Security Incidents mailing list archives

Re: Decrease in Threats?


From: Gene Rackow <rackow () mcs anl gov>
Date: Mon, 30 Jan 2006 17:28:07 -0600

Will Aoki made the following keystrokes:
On Sun, Jan 29, 2006 at 12:15:13PM +1300, Bojan Zdrnja wrote:
Greylisting works OK at the moment as spammers have no need to go
around it. But, you can be sure that once greylisting reaches critical
level of deployment, spammers will go around it very easy (basically
they just have to modify their applications).

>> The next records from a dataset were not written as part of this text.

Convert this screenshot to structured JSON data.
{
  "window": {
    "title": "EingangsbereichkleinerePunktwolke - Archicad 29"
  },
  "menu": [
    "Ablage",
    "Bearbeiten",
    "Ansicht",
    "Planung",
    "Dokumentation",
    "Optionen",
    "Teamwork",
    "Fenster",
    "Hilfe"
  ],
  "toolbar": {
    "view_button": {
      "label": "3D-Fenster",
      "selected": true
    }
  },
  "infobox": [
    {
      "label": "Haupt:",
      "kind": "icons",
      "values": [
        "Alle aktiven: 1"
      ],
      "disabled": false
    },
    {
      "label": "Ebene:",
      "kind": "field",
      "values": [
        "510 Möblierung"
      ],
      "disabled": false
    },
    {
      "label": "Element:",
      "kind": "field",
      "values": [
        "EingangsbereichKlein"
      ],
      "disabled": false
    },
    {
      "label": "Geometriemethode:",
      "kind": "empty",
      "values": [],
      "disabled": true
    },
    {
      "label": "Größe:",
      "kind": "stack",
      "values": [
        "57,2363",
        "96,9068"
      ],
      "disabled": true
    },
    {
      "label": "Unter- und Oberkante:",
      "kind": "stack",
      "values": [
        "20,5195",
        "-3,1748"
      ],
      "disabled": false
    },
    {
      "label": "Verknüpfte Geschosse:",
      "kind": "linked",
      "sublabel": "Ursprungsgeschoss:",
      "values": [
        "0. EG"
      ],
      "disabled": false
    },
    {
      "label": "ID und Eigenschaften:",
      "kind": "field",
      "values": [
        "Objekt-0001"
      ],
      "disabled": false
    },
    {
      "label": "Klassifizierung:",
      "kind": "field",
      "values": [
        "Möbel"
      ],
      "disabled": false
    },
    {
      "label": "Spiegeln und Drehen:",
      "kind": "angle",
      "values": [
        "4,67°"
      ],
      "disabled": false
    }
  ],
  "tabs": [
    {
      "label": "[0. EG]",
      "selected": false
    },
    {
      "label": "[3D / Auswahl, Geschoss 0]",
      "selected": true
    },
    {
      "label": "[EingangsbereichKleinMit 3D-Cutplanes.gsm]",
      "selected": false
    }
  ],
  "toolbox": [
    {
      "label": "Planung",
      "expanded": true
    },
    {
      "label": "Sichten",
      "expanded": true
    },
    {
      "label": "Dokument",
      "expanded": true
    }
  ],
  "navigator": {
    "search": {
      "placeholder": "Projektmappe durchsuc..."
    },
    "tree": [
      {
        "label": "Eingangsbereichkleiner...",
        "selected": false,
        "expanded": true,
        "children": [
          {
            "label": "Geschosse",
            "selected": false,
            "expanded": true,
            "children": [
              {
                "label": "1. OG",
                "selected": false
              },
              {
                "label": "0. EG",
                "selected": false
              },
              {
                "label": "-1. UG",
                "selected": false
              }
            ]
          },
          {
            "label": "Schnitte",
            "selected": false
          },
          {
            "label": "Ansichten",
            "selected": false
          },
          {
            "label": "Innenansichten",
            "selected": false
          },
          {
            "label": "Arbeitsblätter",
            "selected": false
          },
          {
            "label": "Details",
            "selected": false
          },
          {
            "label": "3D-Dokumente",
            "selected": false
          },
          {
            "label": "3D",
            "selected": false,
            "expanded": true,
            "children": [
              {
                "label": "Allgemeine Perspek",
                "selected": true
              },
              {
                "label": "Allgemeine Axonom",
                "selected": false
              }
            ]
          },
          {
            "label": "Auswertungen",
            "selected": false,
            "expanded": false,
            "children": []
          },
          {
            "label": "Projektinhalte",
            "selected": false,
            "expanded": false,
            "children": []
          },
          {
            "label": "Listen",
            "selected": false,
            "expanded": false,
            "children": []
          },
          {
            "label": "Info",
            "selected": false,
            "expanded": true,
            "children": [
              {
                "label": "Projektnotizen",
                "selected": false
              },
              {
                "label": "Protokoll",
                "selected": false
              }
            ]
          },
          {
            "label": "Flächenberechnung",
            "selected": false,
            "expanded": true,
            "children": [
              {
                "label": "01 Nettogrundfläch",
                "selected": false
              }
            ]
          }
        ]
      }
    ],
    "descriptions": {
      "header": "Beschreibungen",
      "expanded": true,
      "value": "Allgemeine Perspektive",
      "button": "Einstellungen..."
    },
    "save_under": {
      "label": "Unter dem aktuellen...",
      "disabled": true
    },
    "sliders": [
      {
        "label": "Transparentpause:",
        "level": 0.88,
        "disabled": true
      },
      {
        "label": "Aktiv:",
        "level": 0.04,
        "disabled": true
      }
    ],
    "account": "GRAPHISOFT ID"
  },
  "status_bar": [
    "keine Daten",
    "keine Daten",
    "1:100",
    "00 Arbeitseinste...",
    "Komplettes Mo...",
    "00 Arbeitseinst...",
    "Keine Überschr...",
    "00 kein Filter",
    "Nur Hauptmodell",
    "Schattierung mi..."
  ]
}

Indeed, I believe that some spammers, accidentally or deliberately, have
already done just that. Last summer, I saw pill-spammers sending
multiple messages from the same source, with the same envelope, and to
the same recipient over about a seven-minute period. This cut through my
greylisting quite effectively until I increased the greylist delay.

I haven't noticed any viruses yet that are effective at bypassing
greylisting - I've only seen a few make it as far as my antivirus in the
last few weeks. To get around greylisting, they'd need to dedicate space
to keeping track of what sender they used for each recipient.

If and when spammers and virus authors do start changing their methods,
I predict the use of greylisting to buy time for spam- & virus-traps to
feed a good old-fashioned blacklist.

-- 
William Aoki     KD7YAF    waoki () umnh utah edu    5-1924


I've been wondering about this a little as well.  What if greylisting
was given another parameter for "hits".  Instead of it being just a 
one shot at being "seen before" you include a count.  Now instead of
accepting the 2nd and further hits, you force it to the 3rd hit or more.

There would still be the time check for initial retries.